Kirby Air Riders is the rare multiplayer game that makes a room full of people sound like a sports bar, but cuter. City Trial mode is an absolute chaos engine: five minutes of scrambling, hoarding, sabotaging, and praying the final challenge favors whatever nonsense build you accidentally ended up with. It’s skillful, but it’s also beautifully unfair in a way that keeps everyone feeling like they have a shot.

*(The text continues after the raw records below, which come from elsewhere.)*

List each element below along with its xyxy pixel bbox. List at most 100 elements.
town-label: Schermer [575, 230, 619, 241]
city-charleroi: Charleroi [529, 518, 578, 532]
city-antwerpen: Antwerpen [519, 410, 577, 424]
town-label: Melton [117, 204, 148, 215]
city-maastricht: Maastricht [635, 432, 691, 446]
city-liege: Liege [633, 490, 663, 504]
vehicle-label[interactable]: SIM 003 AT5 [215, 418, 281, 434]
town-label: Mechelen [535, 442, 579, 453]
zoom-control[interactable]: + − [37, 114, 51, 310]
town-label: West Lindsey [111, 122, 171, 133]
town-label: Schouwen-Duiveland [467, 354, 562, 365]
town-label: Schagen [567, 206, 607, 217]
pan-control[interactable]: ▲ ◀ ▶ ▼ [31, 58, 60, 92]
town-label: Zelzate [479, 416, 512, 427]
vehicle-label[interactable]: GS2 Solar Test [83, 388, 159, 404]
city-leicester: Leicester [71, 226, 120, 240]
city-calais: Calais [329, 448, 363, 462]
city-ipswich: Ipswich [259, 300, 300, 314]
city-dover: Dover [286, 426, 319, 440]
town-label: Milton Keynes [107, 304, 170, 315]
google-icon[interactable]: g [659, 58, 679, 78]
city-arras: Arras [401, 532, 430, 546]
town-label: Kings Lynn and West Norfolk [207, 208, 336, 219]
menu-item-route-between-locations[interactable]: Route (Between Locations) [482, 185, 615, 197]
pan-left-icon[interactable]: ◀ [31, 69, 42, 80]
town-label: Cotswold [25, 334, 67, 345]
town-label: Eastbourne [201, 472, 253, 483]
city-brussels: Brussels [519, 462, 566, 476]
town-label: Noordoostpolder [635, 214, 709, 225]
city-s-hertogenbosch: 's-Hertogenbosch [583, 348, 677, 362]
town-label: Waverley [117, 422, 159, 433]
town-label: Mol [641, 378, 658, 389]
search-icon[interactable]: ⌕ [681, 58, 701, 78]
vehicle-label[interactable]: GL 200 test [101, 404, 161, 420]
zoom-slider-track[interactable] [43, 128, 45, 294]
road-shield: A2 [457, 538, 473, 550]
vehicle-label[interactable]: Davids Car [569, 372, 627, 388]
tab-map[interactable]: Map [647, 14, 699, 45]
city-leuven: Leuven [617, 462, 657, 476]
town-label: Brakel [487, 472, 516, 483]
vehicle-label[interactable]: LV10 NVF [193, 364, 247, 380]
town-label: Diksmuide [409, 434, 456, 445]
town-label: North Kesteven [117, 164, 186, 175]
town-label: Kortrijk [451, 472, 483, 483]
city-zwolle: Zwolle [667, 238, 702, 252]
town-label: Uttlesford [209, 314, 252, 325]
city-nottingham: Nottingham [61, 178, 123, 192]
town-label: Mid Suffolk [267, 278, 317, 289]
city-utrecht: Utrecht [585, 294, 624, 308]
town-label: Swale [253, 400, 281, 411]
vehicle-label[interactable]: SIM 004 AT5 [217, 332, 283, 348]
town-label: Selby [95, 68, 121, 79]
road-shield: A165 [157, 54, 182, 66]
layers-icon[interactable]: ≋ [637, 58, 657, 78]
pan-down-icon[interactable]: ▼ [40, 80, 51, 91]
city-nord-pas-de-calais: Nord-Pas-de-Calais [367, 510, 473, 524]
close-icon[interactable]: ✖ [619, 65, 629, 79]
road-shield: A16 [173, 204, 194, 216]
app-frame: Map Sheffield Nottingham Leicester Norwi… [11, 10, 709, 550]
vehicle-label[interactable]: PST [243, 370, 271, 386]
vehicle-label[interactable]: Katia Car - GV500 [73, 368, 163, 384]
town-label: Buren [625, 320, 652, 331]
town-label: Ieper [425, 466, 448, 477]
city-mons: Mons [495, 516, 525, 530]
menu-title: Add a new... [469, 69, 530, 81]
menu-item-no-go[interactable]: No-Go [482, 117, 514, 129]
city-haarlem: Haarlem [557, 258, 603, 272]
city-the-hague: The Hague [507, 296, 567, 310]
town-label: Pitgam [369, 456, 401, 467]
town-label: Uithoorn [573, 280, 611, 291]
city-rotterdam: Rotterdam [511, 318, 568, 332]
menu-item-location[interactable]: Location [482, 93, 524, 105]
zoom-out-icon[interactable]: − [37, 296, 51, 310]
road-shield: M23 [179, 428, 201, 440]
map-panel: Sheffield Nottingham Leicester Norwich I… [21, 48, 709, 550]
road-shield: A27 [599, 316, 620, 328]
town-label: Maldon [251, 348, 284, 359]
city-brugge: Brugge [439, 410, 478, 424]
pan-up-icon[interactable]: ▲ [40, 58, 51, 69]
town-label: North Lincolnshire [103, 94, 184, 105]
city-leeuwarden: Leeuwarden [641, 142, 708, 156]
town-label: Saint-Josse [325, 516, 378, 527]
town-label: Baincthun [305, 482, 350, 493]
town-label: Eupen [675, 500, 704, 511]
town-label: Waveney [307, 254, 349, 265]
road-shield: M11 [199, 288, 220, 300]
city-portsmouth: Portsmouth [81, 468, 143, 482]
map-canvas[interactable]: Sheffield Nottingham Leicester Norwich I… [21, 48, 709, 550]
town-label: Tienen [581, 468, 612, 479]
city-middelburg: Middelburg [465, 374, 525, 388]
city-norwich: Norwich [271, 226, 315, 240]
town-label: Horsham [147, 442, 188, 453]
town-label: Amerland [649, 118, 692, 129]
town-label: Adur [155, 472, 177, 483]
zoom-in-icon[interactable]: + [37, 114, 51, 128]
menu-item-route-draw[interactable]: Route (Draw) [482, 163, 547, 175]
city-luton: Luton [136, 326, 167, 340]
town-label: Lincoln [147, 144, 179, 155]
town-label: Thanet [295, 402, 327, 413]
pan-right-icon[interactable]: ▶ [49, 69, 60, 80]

  1. Clair Obscur: Expedition 33

Clair Obscur: Expedition 33 is the kind of game that makes you pause mid-fight because the music is going too hard and you need a second to process how a turn-based system just made you feel adrenaline. It’s emotionally heavy without being melodramatic, stylish without being empty, and it has that rare “this feels like a statement” confidence. The parry-infused combat keeps you engaged, the art direction is ridiculous, and the whole thing hums with this theme of perseverance that hits harder than it has any right to.

  1. Despelote

Despelote takes two hours and somehow contains an entire universe. It’s childhood obsession captured with the kind of specificity that makes your own memories wake up and start walking around the room. The soccer control scheme is legitimately brilliant, but what stuck with me more was the atmosphere: overheard conversations, the sense of a place and a time, the way the world feels both mundane and magical when you’re a kid. It’s intimate, smart, and the kind of game you finish and immediately want to talk about.

  1. Hades 2

Hades 2 is the rare sequel that doesn’t feel like it’s trying to “top” the original so much as expand the universe with confidence. It’s still that lethal “one more run” machine, still dripping with style, still packed with characters who make you feel like you’re part of a messy divine family group chat. What really gets me is how reactive it is; it pays attention. It remembers. It makes your persistence feel seen. In a roguelike, that’s everything.

  1. Blue Prince

Blue Prince is the kind of puzzle game that eats your sleep and then has the nerve to make you grateful for it. The hook is already fantastic, but the real genius is how it turns knowledge into progression in a way that feels almost philosophical. Every reset doesn’t feel like punishment; it feels like a dare. You’re building a relationship with the space, with the rules, with the weird logic of the estate, and the game keeps finding new ways to make you reinterpret what you thought you understood. It’s mysterious, elegant, and mildly life-ruining in the best way.